Lord Durham, dépêché par la Couronne britannique pour rendre compte de la situation, prend comme l’un de ses conseillers nul autre que Adam Thom, l’éditeur raciste du Montreal Herald. Lord Durham, dans son rapport sur les origines des troubles de 1837-38 dans le Bas et le Haut-Canada, « identifia correctement le problème à la source des soulèvements et écrivit un compte-rendu très sévère à Londres où il blâmait et condamnait les abus des autorités coloniales britanniques à Québec dans les années précédant la Rébellion des patriotes. »[16] Un jugement sévère envers l’autorité coloniale anglaise, mais pas contre les Anglais de Montréal.  Durant son séjour en 1838, Lord Durham n’a rencontré que les réformistes du Haut-Canada et les représentants des minorités anglaises du Bas-Canada.[17] Avec un tel agenda de rencontres, sans grande surprise, son rapport considère les Canadiens d’origine comme un peuple sans culture et sans histoire.

La rébellion des Patriotes est le Waterloo des francophones d’Amérique.
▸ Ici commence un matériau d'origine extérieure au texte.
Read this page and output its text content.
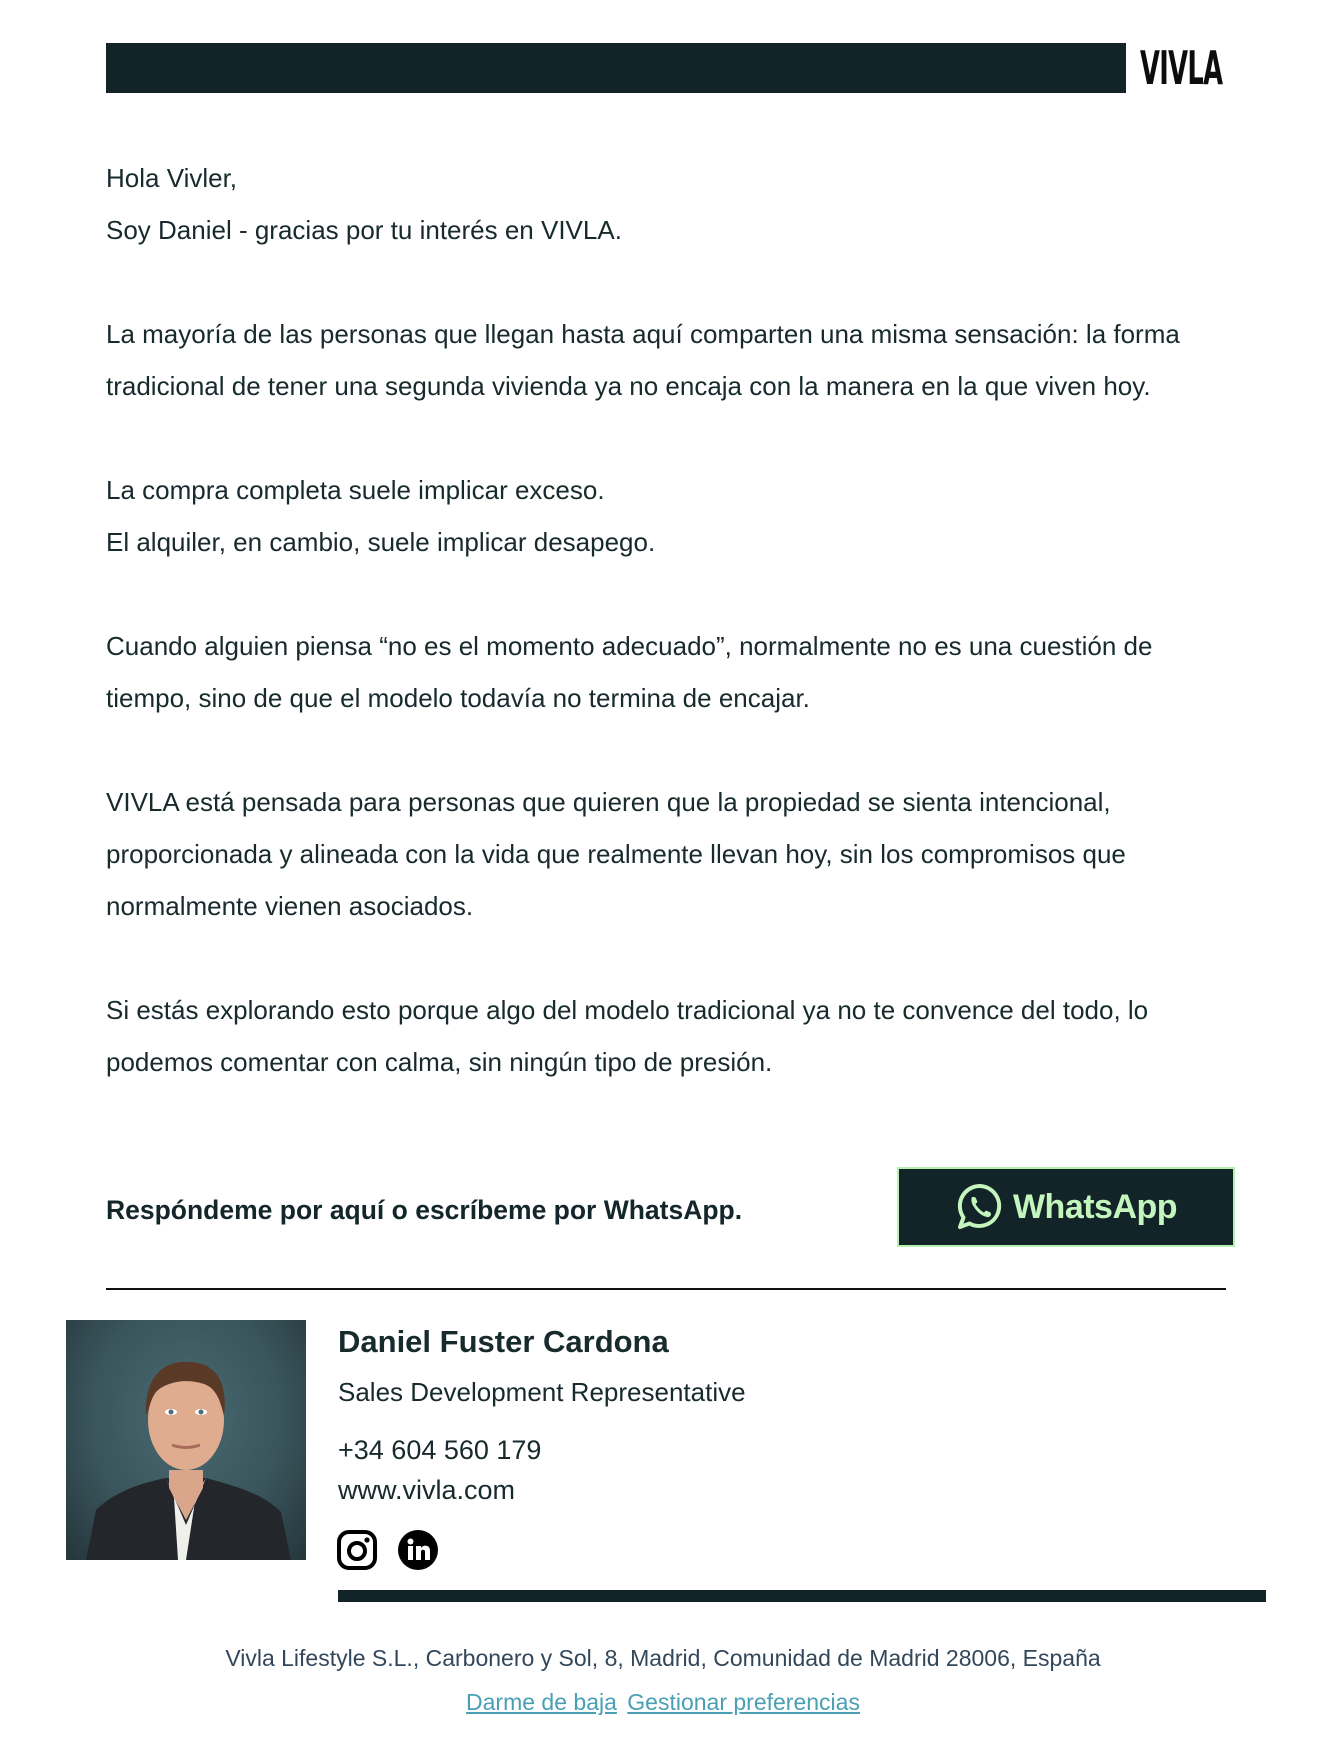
VIVLA

Hola Vivler,

Soy Daniel - gracias por tu interés en VIVLA.

La mayoría de las personas que llegan hasta aquí comparten una misma sensación: la forma tradicional de tener una segunda vivienda ya no encaja con la manera en la que viven hoy.

La compra completa suele implicar exceso.

El alquiler, en cambio, suele implicar desapego.

Cuando alguien piensa “no es el momento adecuado”, normalmente no es una cuestión de tiempo, sino de que el modelo todavía no termina de encajar.

VIVLA está pensada para personas que quieren que la propiedad se sienta intencional, proporcionada y alineada con la vida que realmente llevan hoy, sin los compromisos que normalmente vienen asociados.

Si estás explorando esto porque algo del modelo tradicional ya no te convence del todo, lo podemos comentar con calma, sin ningún tipo de presión.

Respóndeme por aquí o escríbeme por WhatsApp.	WhatsApp
Daniel Fuster Cardona
Sales Development Representative
+34 604 560 179
www.vivla.com
Vivla Lifestyle S.L., Carbonero y Sol, 8, Madrid, Comunidad de Madrid 28006, España
Darme de baja Gestionar preferencias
La monarchie parlementaire britannique au service d’une caste de privilégiés l’emporte sur la république représentative des aspirations du peuple. « Les revendications des patriotes de 1837 participent déjà des grands mouvements libéraux qui vont agiter l’Europe en 1848 et en 1849. »[18]  Le printemps des peuples de 1848 est la conséquence du Congrès de Vienne de 1815.  À la suite de la défaite de Napoléon, les monarchies furent restaurées dans les États conquis par la France républicaine.  À l’occasion du redécoupage de l’Europe à Vienne, les monarchies impérialistes étendirent leur empire au détriment de la volonté des peuples, ce qui entraîna le printemps des peuples de 1848. Les revendications des Patriotes du Bas-Canada reflètent bien l’idéologie des Lumières et présagent l’organisation démocratique des peuples en nations souveraines.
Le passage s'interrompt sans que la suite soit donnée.